Я глянул на часы. Было ровно пять утра. Поднял взгляд к небу, ища приближающуюся виману. И нашел: со стороны Свято-Царского на большой скорости шла крупный воздушный корабль, а именно боевой корвет проекта «Альбатрос».
— Черт дери! — выругался я, но это ругательство было выражением моего восхищения. Очень было похоже, что за нами было послано именно то первое судно, сделанное по моей схеме на устройстве сквозного согласования с синхронизацией эрминговых потоков.
— В чем дело, Елецкий? Давай, говори уже! — Ольга тоже глянула на юго-запад, но не придала значения тому, что видел я.
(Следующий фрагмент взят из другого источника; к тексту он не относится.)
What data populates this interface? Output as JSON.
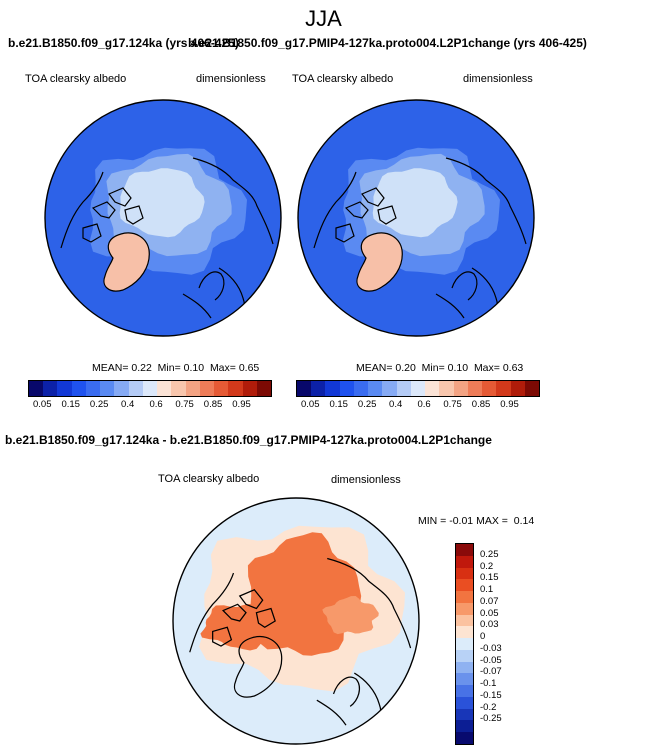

— Да, Оль. Сейчас… У меня проблема с Ленской и в каком-то плане с Денисом Филофеевичем. Но сегодня цесаревич меня уважил! Смотри, что он за нами прислал! Не видишь, что ли⁈ Это же боевой корвет! «Орис»! Между прочим, самая первая боевая вимана на основе моего «Одиссея»! — у меня даже мелькнула мысль, уж не задобрить ли меня за Ленскую желает цесаревич. Ведь он знает о моей особой страсти к боевым виманам.
— Елецкий! Ты можешь говорить со мной нормально⁈ — рассердилась госпожа Ковалевская. — При чем здесь Света⁈ И Денис здесь при чем⁈ Ты вообще со мной или где⁈
— Она при том, что Денису очень понравилась. Ручки ей гладил, предлагал первые роли в императорском театре. И в синемациии, — ответил я, не отрывая глаз от корвета.
Тот стремительно снижался, мигая яркими посадочными огнями. Точно глаза демона на нас смотрели черные с красными точками люки, закрывавшие ракетные порты.
— Елецкий! Ты меня сейчас разозлишь! Какая еще синемация⁈ Ты о чем вообще говоришь⁈ Ну-ка смотри на меня! — я еще раз убедился, что руки у Ковалевской могут быть сильными — она повернула меня к себе.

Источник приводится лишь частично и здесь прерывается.